Sunday, April 24, 2011

Lacto-fermentation, A Forgotten Art and Value

I have recently discovered the numerous health benefits of lacto-fermentation, as well as learning some of the history and process. The process is very simple. Mixed with whatever grated/sliced/pureed vegetable/fruit concoction you can add simply salt or salt and whey, jar it tightly sealed, leaving 1-2" space between the veggies and lid, and let it sit for a few days for the fermentation process to occur. Adding the whey is highly helpful with veggies and essential when using fruits. The salt preserves the food initially, keeping bad bacteria out until the lactic acid begins to take over and thereby preserve the food. Lactobacilli are lactic-acid producing bacteria which cover every living surface around us. Using whey inoculates the bad bacteria by adding the essential lactobacilli and lactic acid to the food.

The process of lacto-fermentation is cross-cultural and cross-generational (until now when we have lost this type of food in our diets). From Japan's pickled plums, ume boshi, to Korea's kimchi, to Europe's sauerkraut, to India's pickled chutneys, the practice is wide-spread and has been used for centuries as a method of preservation before the relatively recent incorporation of electrical refrigeration.

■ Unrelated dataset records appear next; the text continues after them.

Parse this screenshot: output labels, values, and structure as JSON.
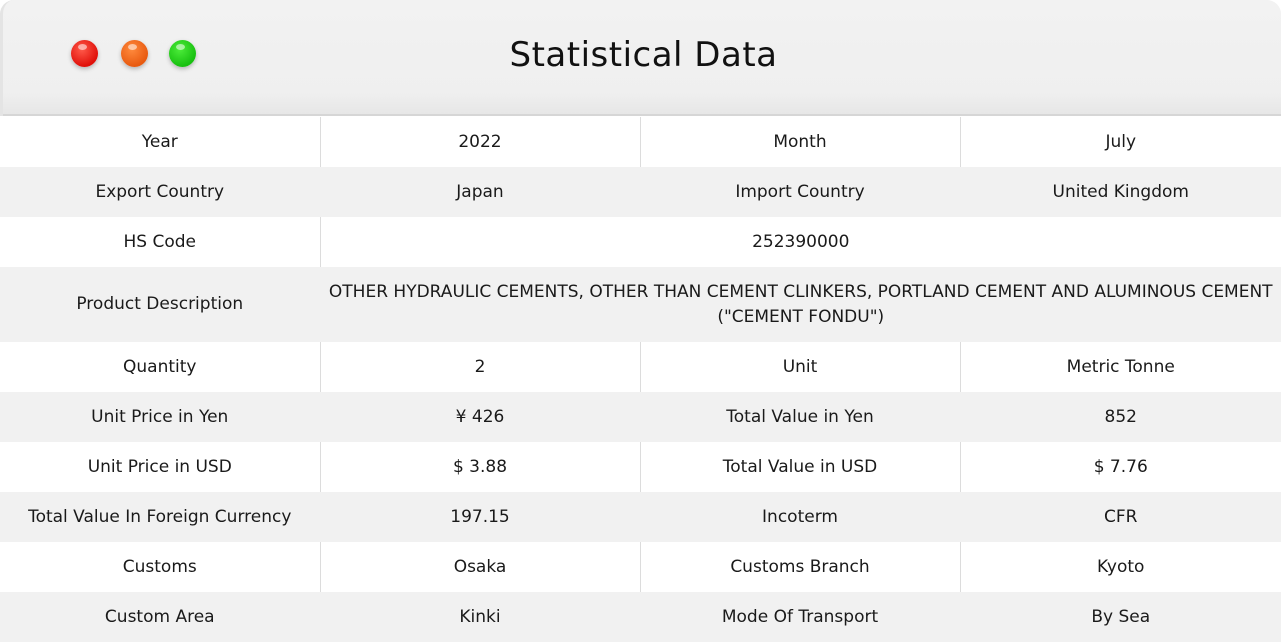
{
  "window": {
    "title": "Statistical Data",
    "controls": [
      {
        "name": "close",
        "color": "#e0100a"
      },
      {
        "name": "minimize",
        "color": "#e85a10"
      },
      {
        "name": "maximize",
        "color": "#18c010"
      }
    ]
  },
  "rows": [
    {
      "label1": "Year",
      "value1": "2022",
      "label2": "Month",
      "value2": "July"
    },
    {
      "label1": "Export Country",
      "value1": "Japan",
      "label2": "Import Country",
      "value2": "United Kingdom"
    },
    {
      "label1": "HS Code",
      "value": "252390000"
    },
    {
      "label1": "Product Description",
      "value": "OTHER HYDRAULIC CEMENTS, OTHER THAN CEMENT CLINKERS, PORTLAND CEMENT AND ALUMINOUS CEMENT (\"CEMENT FONDU\")"
    },
    {
      "label1": "Quantity",
      "value1": "2",
      "label2": "Unit",
      "value2": "Metric Tonne"
    },
    {
      "label1": "Unit Price in Yen",
      "value1": "¥ 426",
      "label2": "Total Value in Yen",
      "value2": "852"
    },
    {
      "label1": "Unit Price in USD",
      "value1": "$ 3.88",
      "label2": "Total Value in USD",
      "value2": "$ 7.76"
    },
    {
      "label1": "Total Value In Foreign Currency",
      "value1": "197.15",
      "label2": "Incoterm",
      "value2": "CFR"
    },
    {
      "label1": "Customs",
      "value1": "Osaka",
      "label2": "Customs Branch",
      "value2": "Kyoto"
    },
    {
      "label1": "Custom Area",
      "value1": "Kinki",
      "label2": "Mode Of Transport",
      "value2": "By Sea"
    }
  ]
}
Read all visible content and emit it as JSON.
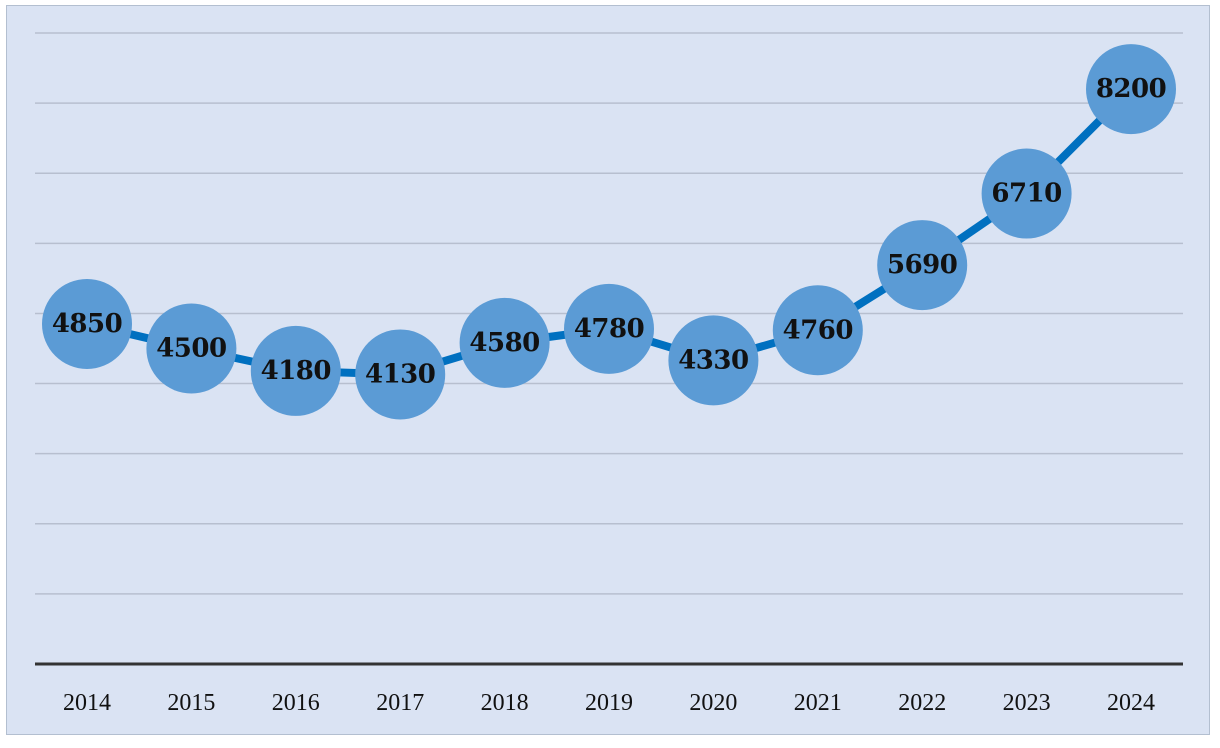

Store bought pickles and sauerkraut are no longer fermented, but instead preserved in an acidic solution (usually vinegar and/or other preservatives) and then pasteurized. This detracts from the nutritional content, as well as from the wide-ranging benefits of incorporating healthy living bacteria (flora) into our digestive system.

Fermentation turns the carbohydates in the fruits or vegetables into lactic acid. Ingesting this lactic acid makes digestion easier and stimulates proper digestive functioning. It may even increase metabolism. The beneficial bacteria and digestive enzymes are very important for digestive health. Not only does the lactic acid enhance digestibility, but it also increases vitamin levels. Fermented foods have powerful medicinal properties and can potentially cure a range of maladies, such as arthritis, diabetes, indigestion and cancer. These fermented foods contain anti-carcinogenic and antibiotic substances.

So why have we lost touch with such a richly nutritious food? Partly, this is due to the difficulty this process poses for industrialized techniques. The process can't be done in huge quantities and the results are necessarily variable. Some consider this to be more of an artisanal craft than a strict science.

The fear of bacteria in our culture is partly to blame. Unfortunately, in ridding of all the bad, toxic bacteria, we have also rid of all the good bacteria and thereby created weakened systems, whether that be digestive or even the functioning of our bodies as a whole.

Increased ability to preserve things through refrigeration and chemical preservatives has likely had an impact on the loss of this technique, as well.

So far, I have tried several homemade fermented products. Kombucha is a fermented tea that has a certain culture or bacteria strain, referred to as the "mother." Add sweetened, room temperature, black tea to the culture, wait 1-2 weeks and the product is ready. The bacteria grows to cover the surface area of the tea, allowing for the anaerobic fermentation process to take place. Fermentation takes place in the absence of oxygen, so when fermenting things such as sliced cabbage (sauerkraut), it is important to just barely cover the top with water, making sure the fruits or vegetables are submerged in the liquid.

I have also made fermented cabbage, using whey, salt and cabbage with the recipe I found here:
http://www.thefamilyhomestead.com/homemadekraut.htm

The whey is collected by placing quality yogurt in a hanging cheese cloth or coffee filter (or you could place the cloth/filter into a strainer over a bowl) and allowing this to drip into a bowl placed underneath. The longer it sits, the more whey you will extract, but the process should take between 8-18-ish hours. What is left in the cloth is the curd and what has dripped into the bowl is the whey.

The curd can be used as a cream cheese type spread. Try flavoring it with some dill, chive, parsley or garlic or make a sweet variety with dried fruits, honey, maple syrup, cinnamon, etc.

Any whey that is not used can be saved in a jar in the fridge for quite some time (weeks, probably months).

In addition to sauerkraut, I have made an apricot butter spread, using dried, unsulphered apricots, whey, a bit of salt and honey. I have also made more interesting sauerkraut variations adding carrots, onion, garlic, dill, caraway seeds and so on. In the future, I intend to try fermented salsa, fermented bean dip, fermented pickles and hopefully many other fermented recipes.

The best book describing this technique (a book I am intent on buying soon) is Nourishing Traditions by Sally Fallon. Fermentation is but one of many topics discussed in her book with recipes included. She is often referenced on internet sites promoting the benefits of lacto-fermentation. Some other sites with recipes and information include:
www.thefamilyhomestead.com
www.simplebites.net
www.sustainableeats.com/2010/03/24
www.thenourishinggourmet.com/2009/04

The possibilities are endless, the process is very simple once you understand it, and the health benefits are unbeatable! I would highly recommend anyone and everyone to research this and try it out. I would even be willing to convince you with a taste of some of my very own homemade krauts. Check it out and happy eats.